The research, he noted, is intended as a rigorous approach to the question of what — if any — role climate plays in human conflict in order to advance the debate beyond the question of a link to the development of policies that can break the linkage.

"The purpose of the study is ambitious and good," Halvard Buhaug, the research director at the Peace Research Institute in Oslo, Norway, told NBC News in an email. "Unfortunately, it falls short of its target and the sweeping conclusion does not hold water."
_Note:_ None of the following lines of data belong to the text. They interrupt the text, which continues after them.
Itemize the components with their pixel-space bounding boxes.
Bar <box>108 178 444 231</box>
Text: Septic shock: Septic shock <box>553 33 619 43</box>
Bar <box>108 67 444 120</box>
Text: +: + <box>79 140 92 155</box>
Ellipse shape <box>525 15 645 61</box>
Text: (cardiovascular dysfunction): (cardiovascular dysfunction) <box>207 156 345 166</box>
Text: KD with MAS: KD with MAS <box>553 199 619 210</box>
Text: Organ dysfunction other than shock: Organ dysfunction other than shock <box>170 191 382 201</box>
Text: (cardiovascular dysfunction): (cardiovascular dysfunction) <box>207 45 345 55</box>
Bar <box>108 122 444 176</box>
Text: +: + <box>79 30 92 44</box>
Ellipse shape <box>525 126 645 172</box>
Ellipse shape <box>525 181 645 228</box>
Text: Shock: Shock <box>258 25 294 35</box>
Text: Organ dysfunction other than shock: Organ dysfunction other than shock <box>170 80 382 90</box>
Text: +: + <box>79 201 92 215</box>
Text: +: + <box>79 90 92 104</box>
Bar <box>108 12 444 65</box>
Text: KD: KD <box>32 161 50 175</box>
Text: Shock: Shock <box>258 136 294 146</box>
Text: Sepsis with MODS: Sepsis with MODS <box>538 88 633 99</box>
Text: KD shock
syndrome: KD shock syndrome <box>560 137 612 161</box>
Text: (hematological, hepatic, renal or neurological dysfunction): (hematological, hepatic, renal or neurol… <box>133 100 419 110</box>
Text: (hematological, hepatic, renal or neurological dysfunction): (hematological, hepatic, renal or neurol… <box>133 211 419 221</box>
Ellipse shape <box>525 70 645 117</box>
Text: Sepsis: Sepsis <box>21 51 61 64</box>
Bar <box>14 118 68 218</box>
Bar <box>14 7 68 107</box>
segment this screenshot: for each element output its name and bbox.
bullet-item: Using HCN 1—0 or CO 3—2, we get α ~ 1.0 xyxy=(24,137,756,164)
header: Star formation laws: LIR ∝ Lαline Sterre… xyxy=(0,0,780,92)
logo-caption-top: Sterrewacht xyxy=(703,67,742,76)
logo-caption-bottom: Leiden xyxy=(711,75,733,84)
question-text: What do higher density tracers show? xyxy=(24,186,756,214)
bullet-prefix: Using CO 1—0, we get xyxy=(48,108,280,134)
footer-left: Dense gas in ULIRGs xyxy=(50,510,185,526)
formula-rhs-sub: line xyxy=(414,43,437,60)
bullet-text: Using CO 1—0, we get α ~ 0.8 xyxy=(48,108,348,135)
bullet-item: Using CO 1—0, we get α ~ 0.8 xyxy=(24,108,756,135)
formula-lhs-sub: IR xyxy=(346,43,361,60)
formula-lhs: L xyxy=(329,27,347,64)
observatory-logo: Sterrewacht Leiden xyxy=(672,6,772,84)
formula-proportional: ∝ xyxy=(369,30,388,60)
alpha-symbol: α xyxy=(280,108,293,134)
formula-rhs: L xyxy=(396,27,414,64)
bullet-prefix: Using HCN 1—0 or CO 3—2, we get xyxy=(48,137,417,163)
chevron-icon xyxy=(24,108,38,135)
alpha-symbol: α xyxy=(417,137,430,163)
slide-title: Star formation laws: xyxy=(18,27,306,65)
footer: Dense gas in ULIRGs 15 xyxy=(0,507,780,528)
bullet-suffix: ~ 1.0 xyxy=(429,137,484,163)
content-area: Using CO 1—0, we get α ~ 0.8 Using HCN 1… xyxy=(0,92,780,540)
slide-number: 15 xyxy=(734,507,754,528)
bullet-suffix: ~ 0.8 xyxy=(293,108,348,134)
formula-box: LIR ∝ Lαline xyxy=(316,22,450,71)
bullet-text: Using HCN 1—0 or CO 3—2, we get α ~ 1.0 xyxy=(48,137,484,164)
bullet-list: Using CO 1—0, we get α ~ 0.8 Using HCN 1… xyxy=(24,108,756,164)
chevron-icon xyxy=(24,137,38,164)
Among his criticisms is wide disagreement among the studies analyzed: A third, he noted, fail to show a statistically significant effect of climate on conflict and those that do disagree on the relationship — too much rain, or not enough, as increasing the risk of conflict, for example.

What's more, he said, the paper lacks case studies of real conflicts from modern times that were caused, at least in part, by climate extremes. 

"If a general and strong causal link has been established beyond reasonable doubt, as the authors claim, I would expect them to be able to point to at least a handful of recent armed conflicts where unusual fluctuations in climatic conditions played a central role," he said.

Future warning
Hsiang holds firm to the analysis, which weeded out hundreds of papers because their quality was insufficient and open to biased interpretation. The few dozen that met the team's criteria were then reanalyzed and paint a consistent picture "that leads to a much stronger conclusion," he said.

The team uses a measure of how different a climate is relative to normal, called standard deviation, to compare different regions of the world, which have different climates.

A standard deviation of one, for example, corresponds to a month in New York that is 5.4 degrees Fahrenheit warmer than normal or a year in Nigeria that is 0.7 degrees F warmer than normal. This translates to a 4 percent rise in interpersonal violence, such as domestic abuse, and a 14 percent jump in intergroup conflict, such as civil war. 

By 2050, most parts of the world are expected to warm by 2 to 4 standard deviations. "That suggests that we could potentially have a dramatic increase in violence, particularly in the form of intergroup conflict … it could be in excess of 50 percent in some regions," Hsiang said.

Such intergroup conflicts underpinned by changes in climate have been linked to the collapse of civilizations around the world, including the Maya between the 8th and 9th centuries and China's Ming Dynasty in the 17th century, which experienced prolonged droughts at the time of their demise.

"Many populations in the modern world," Hsiang noted, "actually exhibit a similar level of economic development that those historical populations had at the time of their collapse."